Roland spread his hands. “This world was built from my memory, but the Bloody Moon is part of that. I’m still working out the connection. I’ll explain more outside.” He glanced toward the door. “Since we have until evening, we might as well start.”
Zero, who had been listening to approximately none of this with approximately all of her attention, collected her ice cream cone and looked at him.
He said: “You’re coming too. Saturday is a public day.”
This did not produce the dramatic reaction he’d expected. She simply gathered herself and stood, with the slightly-too-dignified air of a child who has decided to be gracious about an invitation she wasn’t going to refuse anyway.

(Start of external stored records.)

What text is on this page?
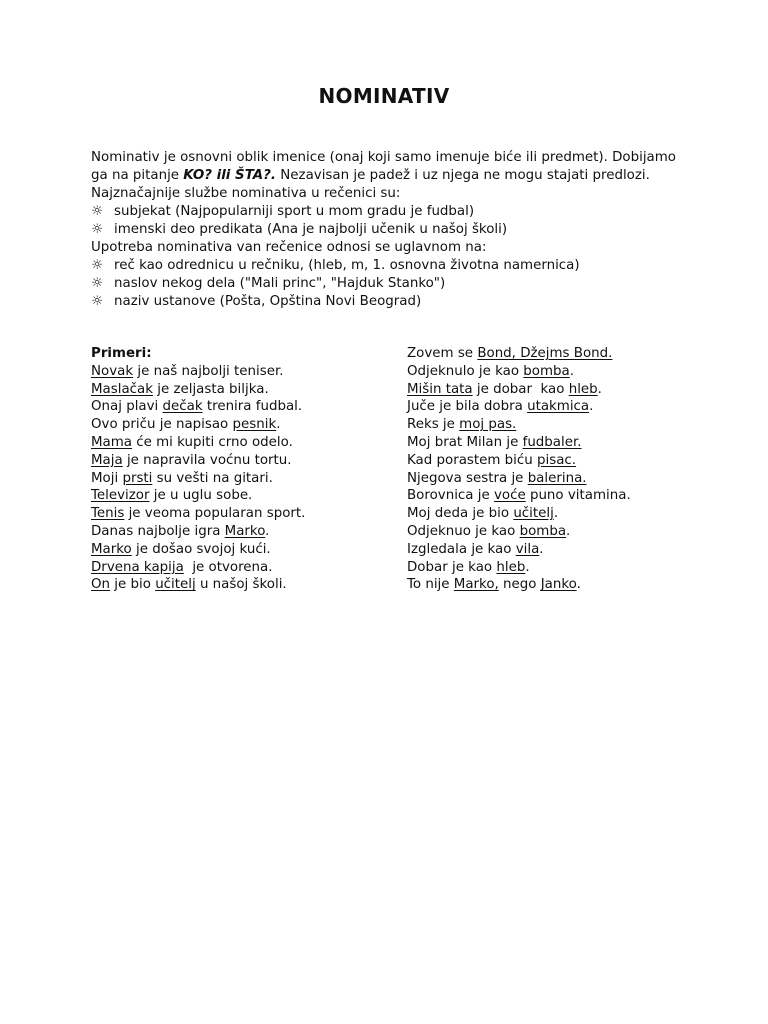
NOMINATIV

Nominativ je osnovni oblik imenice (onaj koji samo imenuje biće ili predmet). Dobijamo ga na pitanje KO? ili ŠTA?. Nezavisan je padež i uz njega ne mogu stajati predlozi.

Najznačajnije službe nominativa u rečenici su:

☼ subjekat (Najpopularniji sport u mom gradu je fudbal)

☼ imenski deo predikata (Ana je najbolji učenik u našoj školi)

Upotreba nominativa van rečenice odnosi se uglavnom na:

☼ reč kao odrednicu u rečniku, (hleb, m, 1. osnovna životna namernica)

☼ naslov nekog dela ("Mali princ", "Hajduk Stanko")

☼ naziv ustanove (Pošta, Opština Novi Beograd)

Primeri:

Novak je naš najbolji teniser.

Maslačak je zeljasta biljka.

Onaj plavi dečak trenira fudbal.

Ovo priču je napisao pesnik.

Mama će mi kupiti crno odelo.

Maja je napravila voćnu tortu.

Moji prsti su vešti na gitari.

Televizor je u uglu sobe.

Tenis je veoma popularan sport.

Danas najbolje igra Marko.

Marko je došao svojoj kući.

Drvena kapija  je otvorena.

On je bio učitelj u našoj školi.

Zovem se Bond, Džejms Bond.

Odjeknulo je kao bomba.

Mišin tata je dobar  kao hleb.

Juče je bila dobra utakmica.

Reks je moj pas.

Moj brat Milan je fudbaler.

Kad porastem biću pisac.

Njegova sestra je balerina.

Borovnica je voće puno vitamina.

Moj deda je bio učitelj.

Odjeknuo je kao bomba.

Izgledala je kao vila.

Dobar je kao hleb.

To nije Marko, nego Janko.
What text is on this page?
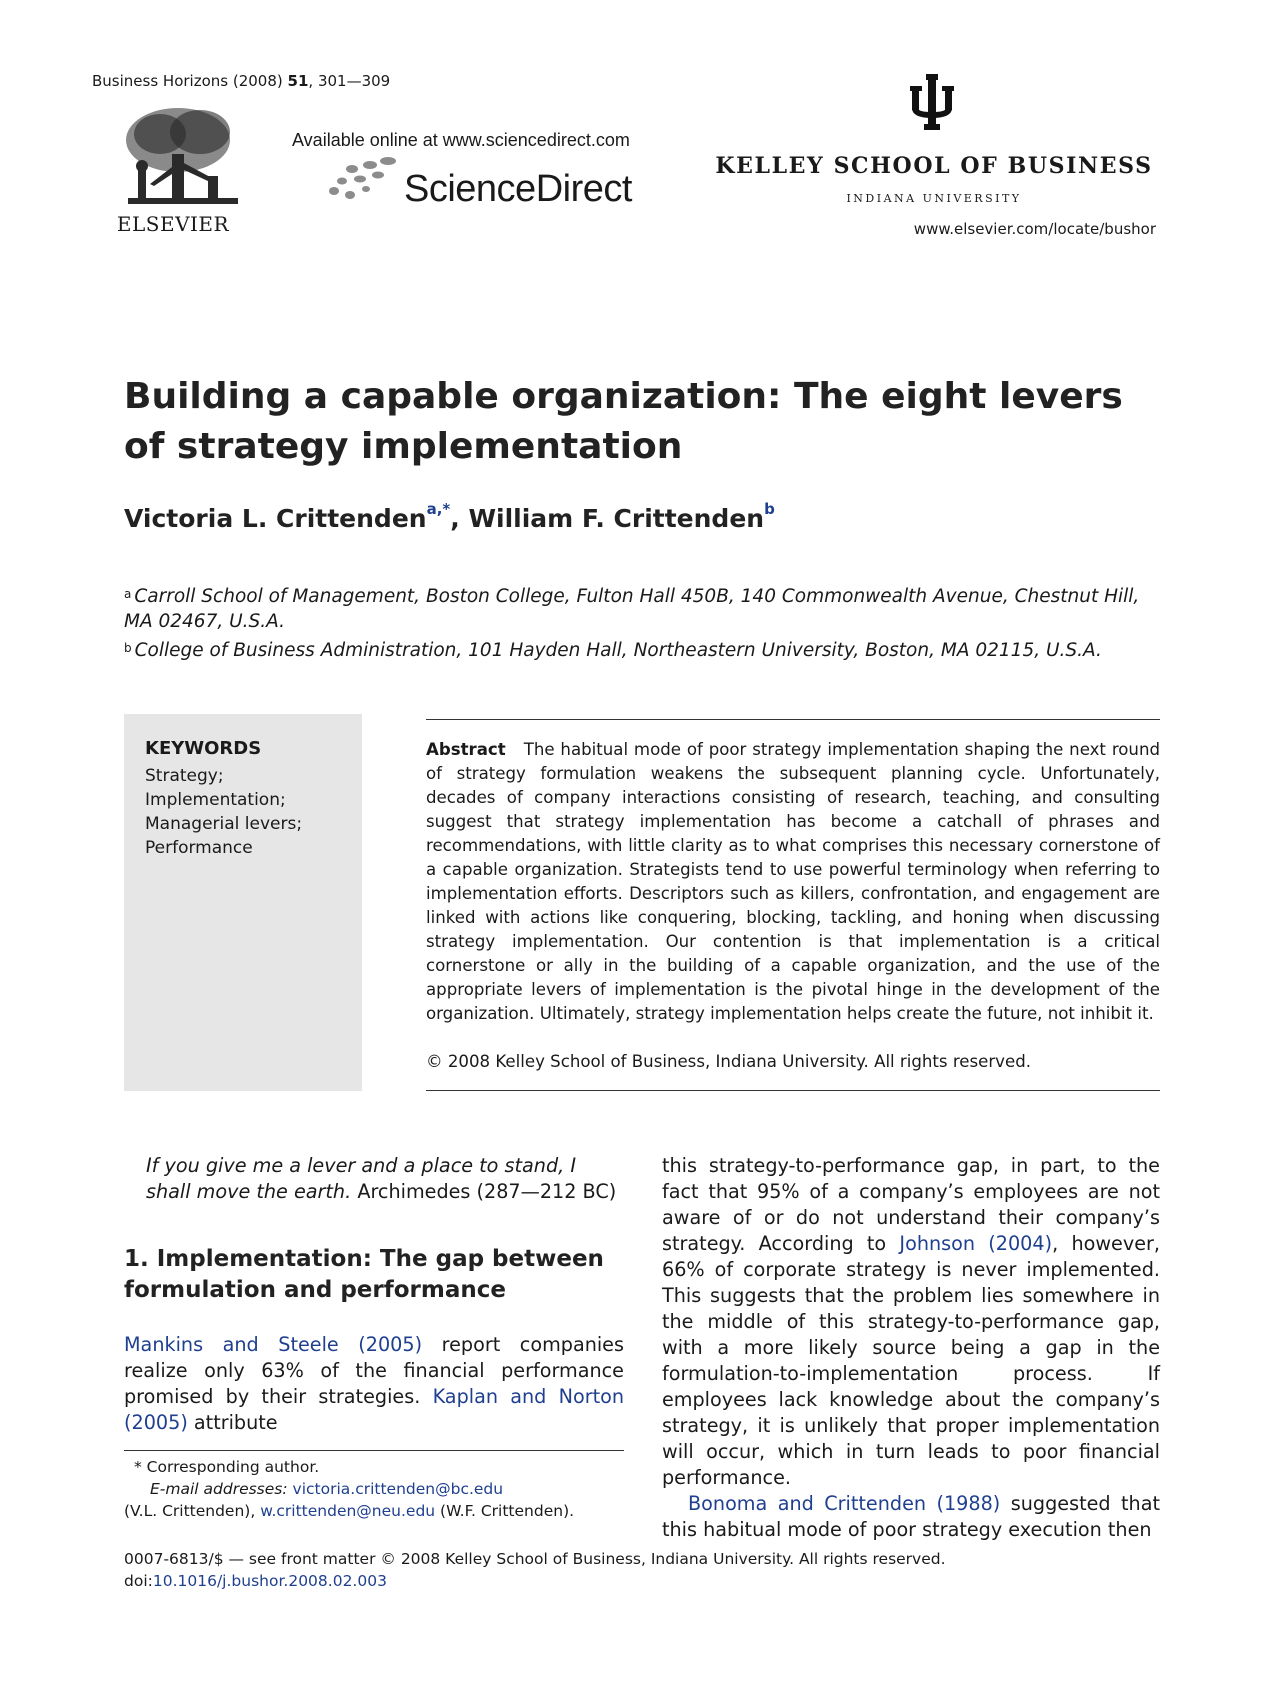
Business Horizons (2008) 51, 301—309
ELSEVIER
Available online at www.sciencedirect.com
ScienceDirect
KELLEY SCHOOL OF BUSINESS
INDIANA UNIVERSITY
www.elsevier.com/locate/bushor
Building a capable organization: The eight levers of strategy implementation
Victoria L. Crittenden$^{a,*}$, William F. Crittenden$^b$
$^a$ Carroll School of Management, Boston College, Fulton Hall 450B, 140 Commonwealth Avenue, Chestnut Hill, MA 02467, U.S.A.
$^b$ College of Business Administration, 101 Hayden Hall, Northeastern University, Boston, MA 02115, U.S.A.
KEYWORDS
Strategy;
Implementation;
Managerial levers;
Performance
Abstract The habitual mode of poor strategy implementation shaping the next round of strategy formulation weakens the subsequent planning cycle. Unfortunately, decades of company interactions consisting of research, teaching, and consulting suggest that strategy implementation has become a catchall of phrases and recommendations, with little clarity as to what comprises this necessary cornerstone of a capable organization. Strategists tend to use powerful terminology when referring to implementation efforts. Descriptors such as killers, confrontation, and engagement are linked with actions like conquering, blocking, tackling, and honing when discussing strategy implementation. Our contention is that implementation is a critical cornerstone or ally in the building of a capable organization, and the use of the appropriate levers of implementation is the pivotal hinge in the development of the organization. Ultimately, strategy implementation helps create the future, not inhibit it.
© 2008 Kelley School of Business, Indiana University. All rights reserved.
If you give me a lever and a place to stand, I shall move the earth. Archimedes (287—212 BC)
1. Implementation: The gap between formulation and performance
Mankins and Steele (2005) report companies realize only 63% of the financial performance promised by their strategies. Kaplan and Norton (2005) attribute
this strategy-to-performance gap, in part, to the fact that 95% of a company’s employees are not aware of or do not understand their company’s strategy. According to Johnson (2004), however, 66% of corporate strategy is never implemented. This suggests that the problem lies somewhere in the middle of this strategy-to-performance gap, with a more likely source being a gap in the formulation-to-implementation process. If employees lack knowledge about the company’s strategy, it is unlikely that proper implementation will occur, which in turn leads to poor financial performance.
Bonoma and Crittenden (1988) suggested that this habitual mode of poor strategy execution then
* Corresponding author.
E-mail addresses: victoria.crittenden@bc.edu
(V.L. Crittenden), w.crittenden@neu.edu (W.F. Crittenden).
0007-6813/$ — see front matter © 2008 Kelley School of Business, Indiana University. All rights reserved.
doi:10.1016/j.bushor.2008.02.003
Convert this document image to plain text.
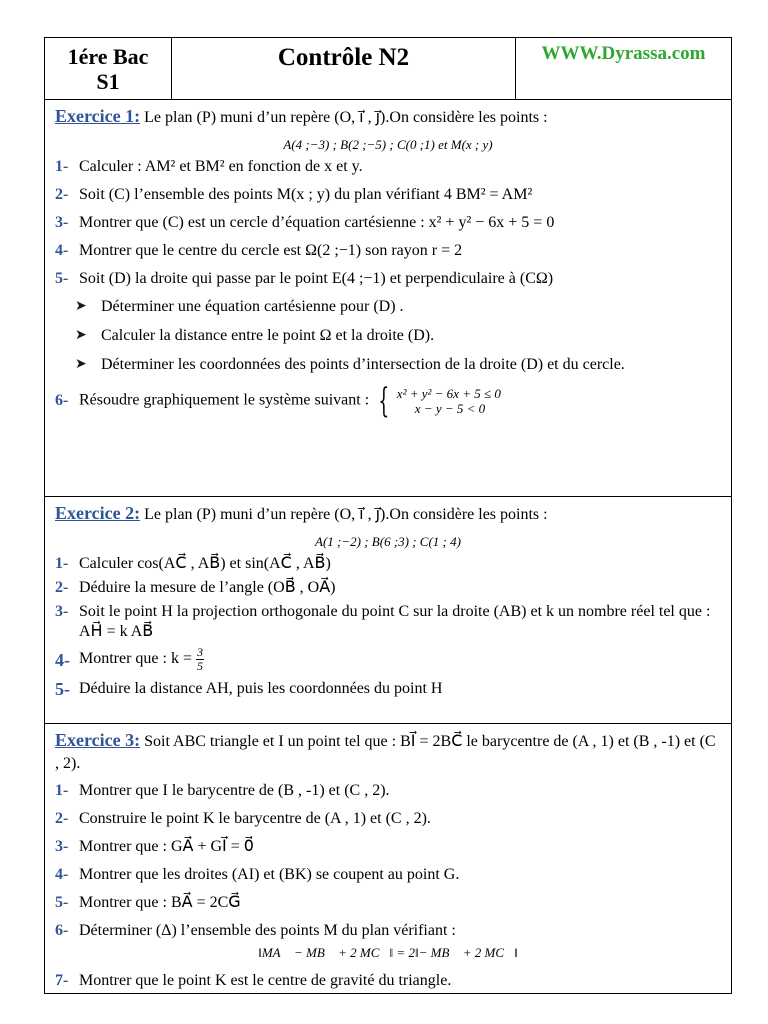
1ére Bac
S1
Contrôle N2	WWW.Dyrassa.com

Exercice 1: Le plan (P) muni d’un repère (O, i⃗ , j⃗).On considère les points :

A(4 ;−3) ; B(2 ;−5) ; C(0 ;1) et M(x ; y)
1- Calculer : AM² et BM² en fonction de x et y.
2- Soit (C) l’ensemble des points M(x ; y) du plan vérifiant 4 BM² = AM²
3- Montrer que (C) est un cercle d’équation cartésienne : x² + y² − 6x + 5 = 0
4- Montrer que le centre du cercle est Ω(2 ;−1) son rayon r = 2
5- Soit (D) la droite qui passe par le point E(4 ;−1) et perpendiculaire à (CΩ)
➤ Déterminer une équation cartésienne pour (D) .
➤ Calculer la distance entre le point Ω et la droite (D).
➤ Déterminer les coordonnées des points d’intersection de la droite (D) et du cercle.
6- Résoudre graphiquement le système suivant : { x² + y² − 6x + 5 ≤ 0
x − y − 5 < 0

Exercice 2: Le plan (P) muni d’un repère (O, i⃗ , j⃗).On considère les points :

A(1 ;−2) ; B(6 ;3) ; C(1 ; 4)
1- Calculer cos(AC⃗ , AB⃗) et sin(AC⃗ , AB⃗)
2- Déduire la mesure de l’angle (OB⃗ , OA⃗)
3- Soit le point H la projection orthogonale du point C sur la droite (AB) et k un nombre réel tel que : AH⃗ = k AB⃗
4- Montrer que : $k = \frac{3}{5}$
5- Déduire la distance AH, puis les coordonnées du point H

Exercice 3: Soit ABC triangle et I un point tel que : BI⃗ = 2BC⃗ le barycentre de (A , 1) et (B , -1) et (C , 2).

1- Montrer que I le barycentre de (B , -1) et (C , 2).
2- Construire le point K le barycentre de (A , 1) et (C , 2).
3- Montrer que : GA⃗ + GI⃗ = 0⃗
4- Montrer que les droites (AI) et (BK) se coupent au point G.
5- Montrer que : BA⃗ = 2CG⃗
6- Déterminer (Δ) l’ensemble des points M du plan vérifiant :
‖MA⃗ − MB⃗ + 2 MC⃗‖ = 2‖− MB⃗ + 2 MC⃗‖
7- Montrer que le point K est le centre de gravité du triangle.
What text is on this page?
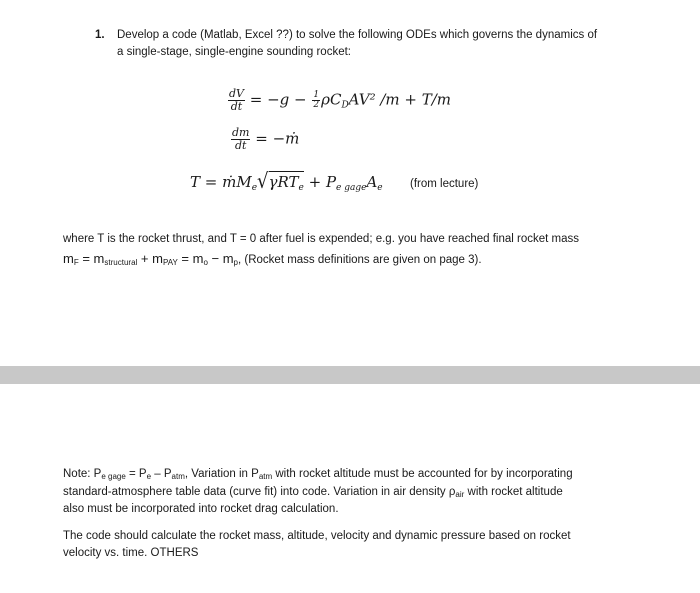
1. Develop a code (Matlab, Excel ??) to solve the following ODEs which governs the dynamics of
a single-stage, single-engine sounding rocket:
$\frac{dV}{dt} = -g - \frac{1}{2} \rho C_DAV^2$ /m + T/m
$\frac{dm}{dt}$ = −ṁ
T = ṁM$_e$√γRT$_e$ + $P_{e gage}A_e$ (from lecture)
where T is the rocket thrust, and T = 0 after fuel is expended; e.g. you have reached final rocket mass
mF = mstructural + mPAY = mo − mp, (Rocket mass definitions are given on page 3).
Note: Pe gage = Pe – Patm, Variation in Patm with rocket altitude must be accounted for by incorporating
standard-atmosphere table data (curve fit) into code. Variation in air density ρair with rocket altitude
also must be incorporated into rocket drag calculation.
The code should calculate the rocket mass, altitude, velocity and dynamic pressure based on rocket
velocity vs. time. OTHERS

“Also,” Roland said as they got up, “don’t call me ‘Your Majesty’ out here. There aren’t kings in this era. Just Roland.”
Phyllis tilted her head. “Then — please excuse my impudence.”
Something in her deference had changed, he noticed. It was the same gesture, the same careful respect, but now it carried something warmer underneath it — a feeling that had nothing to do with hierarchy.
He decided not to point it out. Some things were better left to settle on their own.